The east wind was driving everything before it. Zip! Bang! And the driving snow pushed them onwards.
The Special Access briefing at Canada’s sparkling new military headquarters in Kanata, outside Ottawa, was a busy place the next morning. Topping the daily briefing of the Chief of Defence Staff and his advisors was the case of the as yet unexplained disappearance of three soldiers on a routine training mission at the Western Ram Exercise in Wainwright, Alberta. The military’s special investigative units were hard at work reviewing the three missing soldier’s personnel files. All were selected for promotion, all had turned in outstanding performances in exceptionally dangerous missions overseas. Two were selected for Special Forces. But, at the top of the information pyramid there was nothing to report, except three soldiers had vanished. “And that Sir, is the update for the Soldier Search.” The no nonsense Chief of the Defence Staff (CDS) said “keep working this,” and the brief went on to Ships and Tanks.

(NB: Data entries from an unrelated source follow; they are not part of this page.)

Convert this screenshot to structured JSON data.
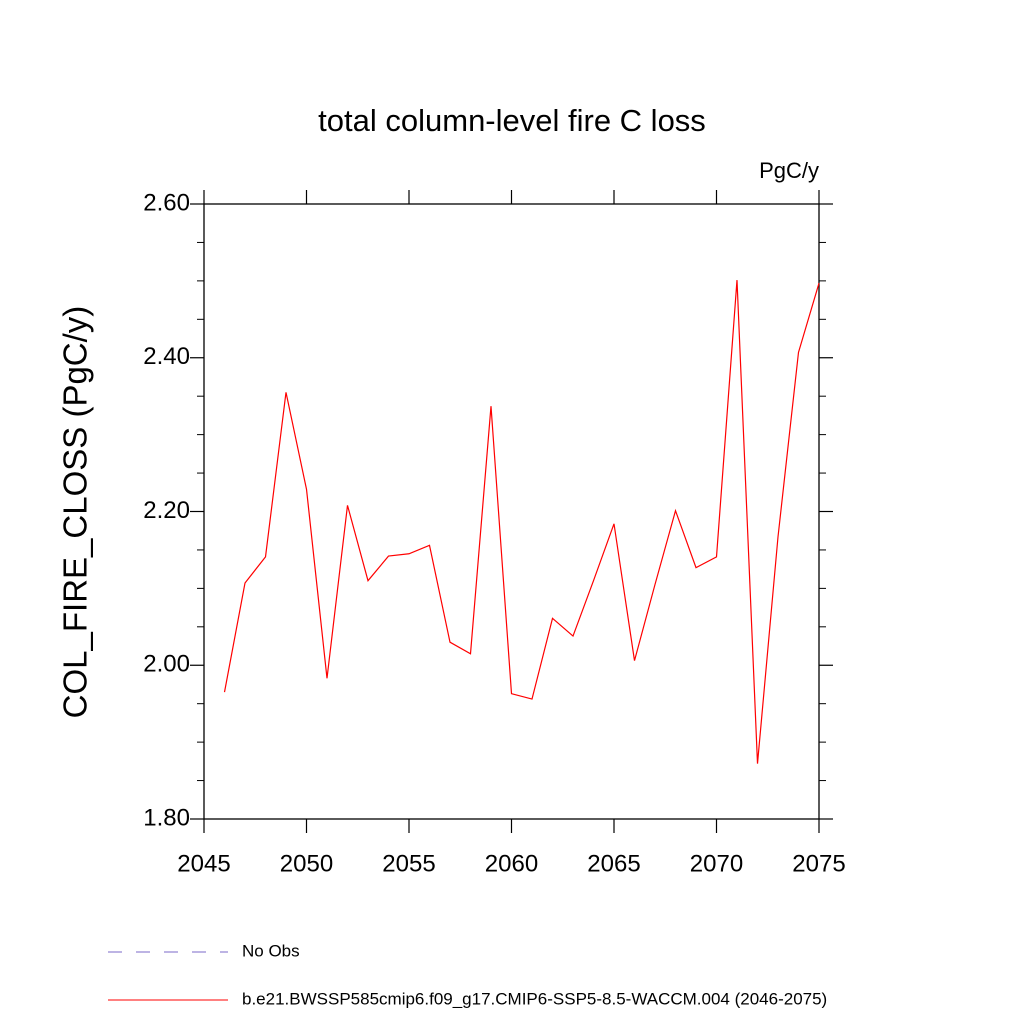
{
  "chart_data": {
    "type": "line",
    "title": "total column-level fire C loss",
    "units": "PgC/y",
    "y_label": "COL_FIRE_CLOSS  (PgC/y)",
    "x": [
      2046,
      2047,
      2048,
      2049,
      2050,
      2051,
      2052,
      2053,
      2054,
      2055,
      2056,
      2057,
      2058,
      2059,
      2060,
      2061,
      2062,
      2063,
      2064,
      2065,
      2066,
      2067,
      2068,
      2069,
      2070,
      2071,
      2072,
      2073,
      2074,
      2075
    ],
    "series": [
      {
        "name": "b.e21.BWSSP585cmip6.f09_g17.CMIP6-SSP5-8.5-WACCM.004 (2046-2075)",
        "color": "#ff0000",
        "values": [
          1.965,
          2.107,
          2.141,
          2.355,
          2.229,
          1.983,
          2.208,
          2.11,
          2.142,
          2.145,
          2.156,
          2.03,
          2.015,
          2.337,
          1.963,
          1.956,
          2.061,
          2.038,
          2.11,
          2.184,
          2.006,
          2.105,
          2.201,
          2.127,
          2.141,
          2.501,
          1.872,
          2.167,
          2.407,
          2.497
        ]
      }
    ],
    "reference_entries": [
      {
        "name": "No Obs",
        "color": "#7b68c8",
        "style": "dashed"
      }
    ],
    "xlim": [
      2045,
      2075
    ],
    "xticks": [
      2045,
      2050,
      2055,
      2060,
      2065,
      2070,
      2075
    ],
    "ylim": [
      1.8,
      2.6
    ],
    "yticks": [
      {
        "value": 1.8,
        "label": "1.80"
      },
      {
        "value": 2.0,
        "label": "2.00"
      },
      {
        "value": 2.2,
        "label": "2.20"
      },
      {
        "value": 2.4,
        "label": "2.40"
      },
      {
        "value": 2.6,
        "label": "2.60"
      }
    ],
    "yminorticks": [
      1.85,
      1.9,
      1.95,
      2.05,
      2.1,
      2.15,
      2.25,
      2.3,
      2.35,
      2.45,
      2.5,
      2.55
    ],
    "grid": false
  }
}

Privately the CDS, a distinguished fighter pilot, had his doubts. Truth can be stranger than fiction though. What goes up always comes down, somewhere.
Silent night. Everywhere, it was quiet. Generators hummed across the darkened flatlands.
“Smith! Smith!” They declared ENDEX! The sentry shook Sgt JW Smith of the X Regiment, Canadian Infantry, awake.
He hadn’t slept well. His book Return to Vimy Ridge 2017 fell to the tent floor.
In Memory of 687334 Sgt John Wink Smith of the 72nd Seaforth Highlanders of Canada from Vancouver, SON OF THE REV. ROBERT SMITH, OF RAFFORD, MORAYSHIRE, SCOTLAND, who fell at Vimy Ridge, 9 April 1917.